After dinner, Elizabeth got ready for bed. She could hear her father in his office, asking his mail for the results of her test that day. When he came into her room to tuck her in, she could tell he had good news for her.

“Did you wash behind your ears, punkin?” he asked. Elizabeth figured that this was a ritual question, since she was unaware that washing behind her ears was more useful than washing anywhere else.

She gave the correct response: “Yes, Daddy.” She understood that, whether she washed or not, giving the expected answer was an important part of the ritual. Now it was her turn to ask a question. “Did you get the results of my tests, Daddy?”

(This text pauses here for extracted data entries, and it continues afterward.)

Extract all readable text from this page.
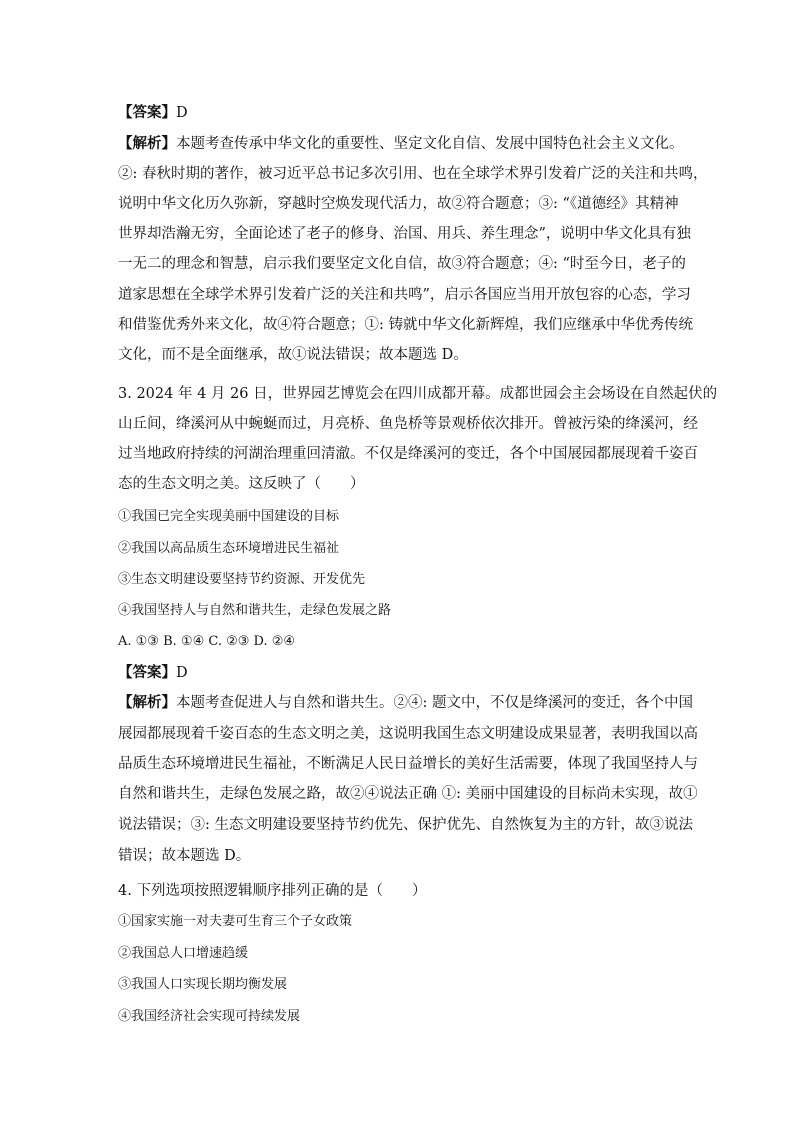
【答案】D
【解析】本题考查传承中华文化的重要性、坚定文化自信、发展中国特色社会主义文化。
②: 春秋时期的著作，被习近平总书记多次引用、也在全球学术界引发着广泛的关注和共鸣，
说明中华文化历久弥新，穿越时空焕发现代活力，故②符合题意；③: “《道德经》其精神
世界却浩瀚无穷，全面论述了老子的修身、治国、用兵、养生理念”，说明中华文化具有独
一无二的理念和智慧，启示我们要坚定文化自信，故③符合题意；④: “时至今日，老子的
道家思想在全球学术界引发着广泛的关注和共鸣”，启示各国应当用开放包容的心态，学习
和借鉴优秀外来文化，故④符合题意；①: 铸就中华文化新辉煌，我们应继承中华优秀传统
文化，而不是全面继承，故①说法错误；故本题选 D。
3. 2024 年 4 月 26 日，世界园艺博览会在四川成都开幕。成都世园会主会场设在自然起伏的
山丘间，绛溪河从中蜿蜒而过，月亮桥、鱼凫桥等景观桥依次排开。曾被污染的绛溪河，经
过当地政府持续的河湖治理重回清澈。不仅是绛溪河的变迁，各个中国展园都展现着千姿百
态的生态文明之美。这反映了（　　）
①我国已完全实现美丽中国建设的目标
②我国以高品质生态环境增进民生福祉
③生态文明建设要坚持节约资源、开发优先
④我国坚持人与自然和谐共生，走绿色发展之路
A. ①③ B. ①④ C. ②③ D. ②④
【答案】D
【解析】本题考查促进人与自然和谐共生。②④: 题文中，不仅是绛溪河的变迁，各个中国
展园都展现着千姿百态的生态文明之美，这说明我国生态文明建设成果显著，表明我国以高
品质生态环境增进民生福祉，不断满足人民日益增长的美好生活需要，体现了我国坚持人与
自然和谐共生，走绿色发展之路，故②④说法正确 ①: 美丽中国建设的目标尚未实现，故①
说法错误；③: 生态文明建设要坚持节约优先、保护优先、自然恢复为主的方针，故③说法
错误；故本题选 D。
4. 下列选项按照逻辑顺序排列正确的是（　　）
①国家实施一对夫妻可生育三个子女政策
②我国总人口增速趋缓
③我国人口实现长期均衡发展
④我国经济社会实现可持续发展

“We sure did, princess,” her father replied. “You did very well on them.”

Elizabeth was pleased, but not too surprised. “What about my new friends, Daddy? How did they do?”

“I don’t know about that, punkin. They don’t send us everybody’s scores, just yours.”

“I want to be with them when I go to the Asia Center.”

Elizabeth could tell by the look on her father’s face that she’d said something wrong. “The what? Where did you hear about that?” he asked sharply.

“My friend Sheena told me about it. She said she was going to the Asia Center tomorrow,” said Elizabeth.

“Well, she might be going there, but that’s not anyplace you’re going.” Her dad sounded very strict. “You’re going to continue your studies, young lady, and someday you’ll be an important executive like your mother. That’s clear from your test results. I don’t want to hear any talk about you doing anything else. Or about this Sheena.”

“What does Mommy do, Daddy?”

“She’s a processing center, sweetheart, that talks directly to the CPU. She uses her brain to control important information and tell the rest of the computer what to do. And she gives the whole system common sense.” He sat down on the edge of the bed, and Elizabeth could tell that she was going to get what her dad called an “explanatory chat.”

“You did so well on your test that maybe it’s time we told you something about what you might be doing when you get a little older.” He pulled the blanket up a little bit closer to her chin and turned the sheet down evenly over it.

“It’ll be a lot like studying, or like taking that test today,” he continued. “Except you’ll be hardwired into the network, just like your mom, so you won’t have to get up and move around. You’ll be able to do anything and go anywhere in your head.”